PolarNet: 3D Point Clouds for Language-Guided Robotic Manipulation
Shizhe Chen, Ricardo Garcia, Cordelia Schmid, Ivan Laptev
TL;DR
The paper addresses language-guided robotic manipulation by leveraging 3D point clouds, overcoming the limitations of 2D image-based approaches. It introduces PolarNet, which uses a PointNext-based point cloud encoder, a CLIP language encoder, and a multimodal transformer to fuse modalities and predict 7-DoF actions via a heatmap-based position regression with per-point offsets, plus rotation and gripper state. Comprehensive RLBench experiments across single-task and multi-task settings show state-of-the-art performance and data efficiency, with additional real-robot demonstrations indicating practical applicability. Ablation studies highlight the importance of color, multi-view fusion, and careful point removal, and PolarNet demonstrates favorable training efficiency compared to voxel-based 3D methods.
Abstract
The ability for robots to comprehend and execute manipulation tasks based on natural language instructions is a long-term goal in robotics.
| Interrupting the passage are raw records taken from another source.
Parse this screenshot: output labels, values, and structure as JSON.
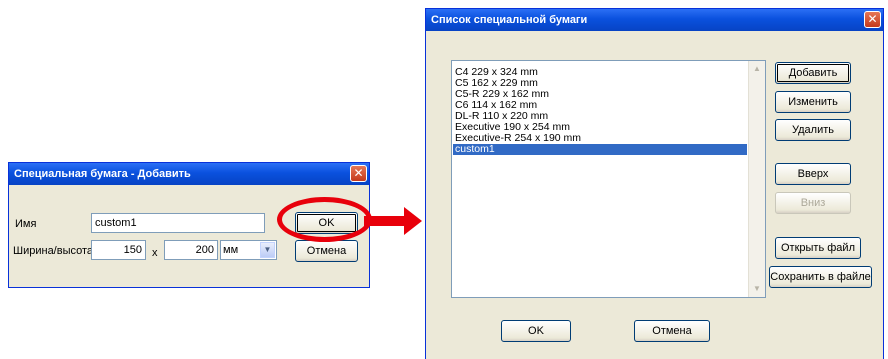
{
  "add_dialog": {
    "title": "Специальная бумага - Добавить",
    "close_glyph": "✕",
    "name_label": "Имя",
    "name_value": "custom1",
    "size_label": "Ширина/высота",
    "width_value": "150",
    "times_label": "x",
    "height_value": "200",
    "unit_value": "мм",
    "ok_label": "OK",
    "cancel_label": "Отмена"
  },
  "list_dialog": {
    "title": "Список специальной бумаги",
    "close_glyph": "✕",
    "items": [
      "C4 229 x 324 mm",
      "C5 162 x 229 mm",
      "C5-R 229 x 162 mm",
      "C6 114 x 162 mm",
      "DL-R 110 x 220 mm",
      "Executive 190 x 254 mm",
      "Executive-R 254 x 190 mm",
      "custom1"
    ],
    "selected_index": 7,
    "buttons": {
      "add": "Добавить",
      "edit": "Изменить",
      "delete": "Удалить",
      "up": "Вверх",
      "down": "Вниз",
      "open_file": "Открыть файл",
      "save_file": "Сохранить в файле"
    },
    "ok_label": "OK",
    "cancel_label": "Отмена"
  },
  "annotation": {
    "highlight_color": "#e8000b",
    "arrow_color": "#e8000b"
  }
}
The dominant approaches for language-guided manipulation use 2D image representations, which face difficulties in combining multi-view cameras and inferring precise 3D positions and relationships. To address these limitations, we propose a 3D point cloud based policy called PolarNet for language-guided manipulation. It leverages carefully designed point cloud inputs, efficient point cloud encoders, and multimodal transformers to learn 3D point cloud representations and integrate them with language instructions for action prediction. PolarNet is shown to be effective and data efficient in a variety of experiments conducted on the RLBench benchmark. It outperforms state-of-the-art 2D and 3D approaches in both single-task and multi-task learning. It also achieves promising results on a real robot.